Selon le ministre du Commerce du Cameroun, «la Zone de libre-échange continentale africaine réunit les 55 États membres de l’Union africaine. Soit un total d’une population de 1, 3 milliards de consommateurs. Ce qui fait de l’Afrique le deuxième ou le troisième espace commercial au monde, après la chine avec 1,4 milliards de consommateurs. Les statistiques nous font savoir qu’en 2050, c’est-à-dire dans 26 ans, l’Afrique va représenter 2,5 milliards de personnes. Cela veut dire que nous sommes en devenir le marché le plus puissant au monde». Seulement, un si grand espace commercial pourrait faire l’objet de la convoitise des chantres de la contrefaçon et autres. «En libéralisant le marché, l’objectif était de promouvoir le développement par le commerce, c’est cela la base du libéralisme commercial. Malheureusement, on assiste depuis des années à des dérives qui ne consistent plus à promouvoir le développement, mais à promouvoir le commerce, notamment avec les zones de commerce illicite qui se sont développées», déplore Luc Magloire Mbarga Atangana.
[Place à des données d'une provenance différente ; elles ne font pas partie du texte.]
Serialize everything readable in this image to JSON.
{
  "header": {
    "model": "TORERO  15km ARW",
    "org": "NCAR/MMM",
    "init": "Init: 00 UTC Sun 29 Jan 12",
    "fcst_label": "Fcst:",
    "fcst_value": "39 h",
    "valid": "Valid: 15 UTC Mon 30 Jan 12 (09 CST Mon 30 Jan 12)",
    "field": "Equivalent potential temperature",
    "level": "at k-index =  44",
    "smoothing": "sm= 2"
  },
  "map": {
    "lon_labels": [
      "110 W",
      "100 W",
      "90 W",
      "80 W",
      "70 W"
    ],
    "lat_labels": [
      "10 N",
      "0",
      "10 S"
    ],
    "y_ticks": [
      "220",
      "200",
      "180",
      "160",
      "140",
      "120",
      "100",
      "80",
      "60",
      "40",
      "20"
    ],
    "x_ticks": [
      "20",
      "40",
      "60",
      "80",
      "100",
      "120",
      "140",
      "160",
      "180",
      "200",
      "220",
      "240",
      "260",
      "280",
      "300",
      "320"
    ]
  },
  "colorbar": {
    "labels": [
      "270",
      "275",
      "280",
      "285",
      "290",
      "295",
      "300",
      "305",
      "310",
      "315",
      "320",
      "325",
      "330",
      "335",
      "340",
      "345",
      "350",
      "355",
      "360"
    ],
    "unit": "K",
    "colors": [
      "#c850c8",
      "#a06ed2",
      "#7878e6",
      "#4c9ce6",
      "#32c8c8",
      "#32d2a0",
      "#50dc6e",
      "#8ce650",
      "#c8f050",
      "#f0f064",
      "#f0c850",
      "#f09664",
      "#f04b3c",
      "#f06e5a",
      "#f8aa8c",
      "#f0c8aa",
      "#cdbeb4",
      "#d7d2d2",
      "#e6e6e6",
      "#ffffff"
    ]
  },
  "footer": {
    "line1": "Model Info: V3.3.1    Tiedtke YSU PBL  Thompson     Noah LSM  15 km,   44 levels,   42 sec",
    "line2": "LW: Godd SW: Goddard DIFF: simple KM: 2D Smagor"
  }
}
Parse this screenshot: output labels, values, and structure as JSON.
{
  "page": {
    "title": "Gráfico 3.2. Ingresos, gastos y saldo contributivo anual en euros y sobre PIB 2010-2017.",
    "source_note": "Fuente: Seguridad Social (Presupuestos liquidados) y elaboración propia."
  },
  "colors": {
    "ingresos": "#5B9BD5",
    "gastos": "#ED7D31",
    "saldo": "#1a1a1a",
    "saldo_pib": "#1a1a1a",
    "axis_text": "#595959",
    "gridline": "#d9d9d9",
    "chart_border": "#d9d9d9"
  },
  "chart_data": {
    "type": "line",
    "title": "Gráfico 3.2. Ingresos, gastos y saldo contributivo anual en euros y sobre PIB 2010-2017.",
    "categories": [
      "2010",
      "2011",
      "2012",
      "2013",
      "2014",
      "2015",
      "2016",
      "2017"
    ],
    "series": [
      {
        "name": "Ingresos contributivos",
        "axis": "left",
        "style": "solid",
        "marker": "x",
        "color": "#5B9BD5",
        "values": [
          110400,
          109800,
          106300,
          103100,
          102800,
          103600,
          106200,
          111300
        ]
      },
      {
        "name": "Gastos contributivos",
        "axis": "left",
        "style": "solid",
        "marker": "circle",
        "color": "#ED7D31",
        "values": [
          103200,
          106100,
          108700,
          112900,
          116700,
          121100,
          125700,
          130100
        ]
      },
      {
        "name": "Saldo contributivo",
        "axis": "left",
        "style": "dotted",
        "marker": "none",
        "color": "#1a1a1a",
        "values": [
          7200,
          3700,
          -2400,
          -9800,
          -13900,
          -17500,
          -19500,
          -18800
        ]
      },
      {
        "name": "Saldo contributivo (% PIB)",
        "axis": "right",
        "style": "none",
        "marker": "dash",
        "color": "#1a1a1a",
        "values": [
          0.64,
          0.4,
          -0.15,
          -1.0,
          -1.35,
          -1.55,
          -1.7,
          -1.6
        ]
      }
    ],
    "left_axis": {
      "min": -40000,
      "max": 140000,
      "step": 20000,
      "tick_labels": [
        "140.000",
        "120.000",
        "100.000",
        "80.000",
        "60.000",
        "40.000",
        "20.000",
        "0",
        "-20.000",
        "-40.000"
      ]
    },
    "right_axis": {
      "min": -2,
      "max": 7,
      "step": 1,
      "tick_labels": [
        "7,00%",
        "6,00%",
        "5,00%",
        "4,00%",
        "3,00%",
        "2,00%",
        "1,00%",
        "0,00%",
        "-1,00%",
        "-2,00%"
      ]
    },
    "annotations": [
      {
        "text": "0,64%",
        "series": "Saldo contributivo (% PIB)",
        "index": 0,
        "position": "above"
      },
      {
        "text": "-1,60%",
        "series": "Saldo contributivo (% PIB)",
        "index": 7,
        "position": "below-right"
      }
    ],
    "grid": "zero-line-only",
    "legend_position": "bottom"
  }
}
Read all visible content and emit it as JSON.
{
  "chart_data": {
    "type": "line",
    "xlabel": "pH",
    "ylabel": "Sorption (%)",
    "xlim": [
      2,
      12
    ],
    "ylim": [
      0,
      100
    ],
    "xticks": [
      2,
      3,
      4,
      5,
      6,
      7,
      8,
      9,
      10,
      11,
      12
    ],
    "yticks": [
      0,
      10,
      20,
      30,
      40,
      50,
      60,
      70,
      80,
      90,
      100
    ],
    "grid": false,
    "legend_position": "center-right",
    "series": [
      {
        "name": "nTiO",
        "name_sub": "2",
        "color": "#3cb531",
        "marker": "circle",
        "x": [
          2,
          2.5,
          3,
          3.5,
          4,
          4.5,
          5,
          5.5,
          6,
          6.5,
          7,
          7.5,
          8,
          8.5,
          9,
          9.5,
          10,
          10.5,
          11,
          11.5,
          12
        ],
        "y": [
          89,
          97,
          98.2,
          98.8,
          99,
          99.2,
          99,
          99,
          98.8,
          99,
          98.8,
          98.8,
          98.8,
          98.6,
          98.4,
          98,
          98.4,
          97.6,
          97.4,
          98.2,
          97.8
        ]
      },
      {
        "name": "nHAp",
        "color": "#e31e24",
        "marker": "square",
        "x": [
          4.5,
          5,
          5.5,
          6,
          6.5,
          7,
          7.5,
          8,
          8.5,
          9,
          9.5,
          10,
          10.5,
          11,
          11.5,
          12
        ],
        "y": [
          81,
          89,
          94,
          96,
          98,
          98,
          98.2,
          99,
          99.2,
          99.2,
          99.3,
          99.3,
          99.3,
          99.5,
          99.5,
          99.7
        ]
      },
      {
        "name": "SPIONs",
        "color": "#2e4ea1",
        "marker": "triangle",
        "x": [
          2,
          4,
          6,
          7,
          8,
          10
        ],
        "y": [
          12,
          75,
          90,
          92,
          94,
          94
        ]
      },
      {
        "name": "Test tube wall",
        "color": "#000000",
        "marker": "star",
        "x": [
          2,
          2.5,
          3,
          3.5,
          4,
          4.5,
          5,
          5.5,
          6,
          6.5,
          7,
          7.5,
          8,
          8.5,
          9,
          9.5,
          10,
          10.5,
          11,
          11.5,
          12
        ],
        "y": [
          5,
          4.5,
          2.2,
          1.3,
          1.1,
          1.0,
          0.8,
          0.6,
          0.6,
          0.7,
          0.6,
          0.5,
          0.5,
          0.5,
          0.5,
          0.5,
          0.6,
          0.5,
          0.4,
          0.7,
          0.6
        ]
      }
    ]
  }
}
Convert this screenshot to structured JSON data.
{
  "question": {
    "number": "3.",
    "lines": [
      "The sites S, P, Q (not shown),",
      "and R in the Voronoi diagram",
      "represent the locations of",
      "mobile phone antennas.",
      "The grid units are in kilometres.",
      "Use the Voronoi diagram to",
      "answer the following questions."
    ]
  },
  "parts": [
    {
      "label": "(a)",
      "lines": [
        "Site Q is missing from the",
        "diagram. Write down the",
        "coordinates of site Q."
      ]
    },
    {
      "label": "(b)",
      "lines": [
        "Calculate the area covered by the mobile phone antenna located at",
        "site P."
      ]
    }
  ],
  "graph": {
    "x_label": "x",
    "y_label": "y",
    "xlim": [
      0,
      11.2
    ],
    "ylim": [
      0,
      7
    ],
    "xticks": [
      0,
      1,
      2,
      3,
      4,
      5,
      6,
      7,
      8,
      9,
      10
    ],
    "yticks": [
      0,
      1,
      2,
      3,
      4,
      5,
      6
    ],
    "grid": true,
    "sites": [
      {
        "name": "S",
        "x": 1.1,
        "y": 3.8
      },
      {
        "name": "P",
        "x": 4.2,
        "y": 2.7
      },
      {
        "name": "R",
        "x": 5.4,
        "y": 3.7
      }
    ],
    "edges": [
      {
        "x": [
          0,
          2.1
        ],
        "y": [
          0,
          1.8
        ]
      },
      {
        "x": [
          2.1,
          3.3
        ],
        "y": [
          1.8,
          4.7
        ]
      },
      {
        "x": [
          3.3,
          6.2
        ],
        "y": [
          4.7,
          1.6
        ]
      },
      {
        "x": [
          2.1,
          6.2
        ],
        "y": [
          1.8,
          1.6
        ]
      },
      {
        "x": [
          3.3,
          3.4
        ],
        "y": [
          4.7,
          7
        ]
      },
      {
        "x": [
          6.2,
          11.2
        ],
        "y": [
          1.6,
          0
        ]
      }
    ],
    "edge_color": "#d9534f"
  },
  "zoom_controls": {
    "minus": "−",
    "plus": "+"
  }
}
Il est donc urgent de trouver des mécanismes de protection du marché commun.
Pour éviter que cet espace devienne un vaste «cheval de Troie», il faut tout d’abord sensibiliser les producteurs afin qu’ils protègent leurs productions. Ce n’est pas tout. Il est également nécessaire d’appliquer le principe des règles d’origines qui exige de «produire pour l’Afrique et consommer africain». Dans le même sens Luc Magloire Mbarga Atangana suggère de mettre fin le plus rapidement possible aux «navires usines». Et il en donne la raison. «Quelqu’un peut venir de n’importe où avec son navire et l’installer au bord d’un pays africain pour commencer à fabriquer des produits à l’intérieur. On dira que c’est des produits made in Africa. Sauf que lesdits produits ne sont pas fait par des africains. Est-ce que les ingrédients proviennent d’Afrique? Où est l’intérêt de la propriété intellectuelle?», s’interroge le collaborateur de Paul Biya.
Loi
Pour lui la contrefaçon et la propriété intellectuelle sont liées, dans la mesure où l’absence de protection de la production encourage la créativité des faussaires. C’est pourquoi, ajoute le Mincommerce, chaque pays doit mettre sur pied un dispositif légal. En ce qui concerne le Cameroun, le parlement a voté une loi promulguée par le chef de l’État c’est la loi du 21 décembre 2015 qui régit l’activité commerciale au Cameroun et 32 articles sur 105 sont consacrés à la protection du commerce et aux sanctions. Tout comme le «pays-continent», ajoute l’orateur, plusieurs autres prennent cela à bras le corps. C’est ce qui justifie de la signature en février 2023 par «nos chefs d’État» d’un protocole sur les droits de la propriété intellectuelle, en vue de «promouvoir les innovations et les savoir-faire locaux, la technologie locale, question de donner de la valeur ajoutée à nos industries», explique Luc Magloire Mbarga Atangana. Une démarche qui, selon Fuh Calistus, fera de l’Afrique une super puissance dans les années à venir.